Şu ana kadar yaşananlar hakkında bildiğim tek şey, yine de şimdilik WikiLeaks’in bıraktığı sedanın kulağa hoş geldiği... Artık iktidar yerinde rahat oturamayacak. Aldous Huxley’nin Cesur Yeni Dünya’da söylediği gibi, dünya yumrukla değil, beyin ve kıçla yönetiliyorsa, WikiLeaks bir arı misali o kıça bir iğne batırdı. Ve John Holloway’in dediği gibi, dünya tek yumruk darbesiyle değil, bir milyon arı sokmasıyla değişecek[6]

Emre Can Dağlıoğlu



* Bu yazı, 3 Mart 2011 tarihli Agos gazetesinde yayınlanmıştır.

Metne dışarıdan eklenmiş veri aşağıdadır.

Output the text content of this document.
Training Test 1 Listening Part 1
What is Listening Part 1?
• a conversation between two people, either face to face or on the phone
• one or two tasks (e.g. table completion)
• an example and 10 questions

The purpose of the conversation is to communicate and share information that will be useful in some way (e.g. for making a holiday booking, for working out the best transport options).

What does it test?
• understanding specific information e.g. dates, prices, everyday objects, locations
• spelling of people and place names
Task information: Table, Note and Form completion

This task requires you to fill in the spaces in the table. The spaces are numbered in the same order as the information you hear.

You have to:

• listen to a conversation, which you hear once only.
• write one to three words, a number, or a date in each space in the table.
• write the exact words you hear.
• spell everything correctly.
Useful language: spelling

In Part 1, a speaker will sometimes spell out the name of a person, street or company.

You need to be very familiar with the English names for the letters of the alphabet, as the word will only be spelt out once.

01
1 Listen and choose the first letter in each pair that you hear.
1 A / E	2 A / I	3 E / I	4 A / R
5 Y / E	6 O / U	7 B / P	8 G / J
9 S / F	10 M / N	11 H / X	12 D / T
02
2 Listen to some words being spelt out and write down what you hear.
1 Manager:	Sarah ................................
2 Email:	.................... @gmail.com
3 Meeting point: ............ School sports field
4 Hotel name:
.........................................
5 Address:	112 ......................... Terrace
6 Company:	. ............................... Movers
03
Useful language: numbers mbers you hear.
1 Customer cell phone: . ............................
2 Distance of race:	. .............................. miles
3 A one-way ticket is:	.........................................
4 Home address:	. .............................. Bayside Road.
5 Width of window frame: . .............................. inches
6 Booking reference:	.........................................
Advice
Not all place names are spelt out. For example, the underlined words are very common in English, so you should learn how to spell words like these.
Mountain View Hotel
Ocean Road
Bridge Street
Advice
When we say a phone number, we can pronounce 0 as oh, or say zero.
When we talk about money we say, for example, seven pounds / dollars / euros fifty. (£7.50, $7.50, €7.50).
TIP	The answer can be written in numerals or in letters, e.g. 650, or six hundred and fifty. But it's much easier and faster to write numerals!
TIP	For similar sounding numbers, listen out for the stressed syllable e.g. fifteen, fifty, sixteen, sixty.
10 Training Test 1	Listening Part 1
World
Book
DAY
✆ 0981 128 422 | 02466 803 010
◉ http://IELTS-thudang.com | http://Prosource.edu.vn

[1] Kuran, Timur (2001), Yalanla Yaşamak: Tercih Çarpıtmasının Toplumsal Sonuçları, İstanbul: Yapı Kredi Yayınları.
[2] Žižek, Slavoj, Good Manners in the Age of Wikileaks, s. 10, London Review of Books, Vol. 33 No. 2, 20.01.2011, http://www.lrb.co.uk/v33/n02/slavoj-zizek/good-manners-in-the-age-of-wikileaks.
[4] Bentham, Jerry (1995), Panopticon (Preface), Panopticon Writings, Londra: Verso.
[5] Çelik, Burçe, Wikileaks’ten sızanlar, internet teknolojisi ve iktidar, s. 44, Birikim, 261, Ocak 2011.
[6] Holloway, John, Bir Milyon Arı Sokması, Bir Milyon Erdem, s. 62, Birikim, 205-206, Mayıs-Haziran 2006.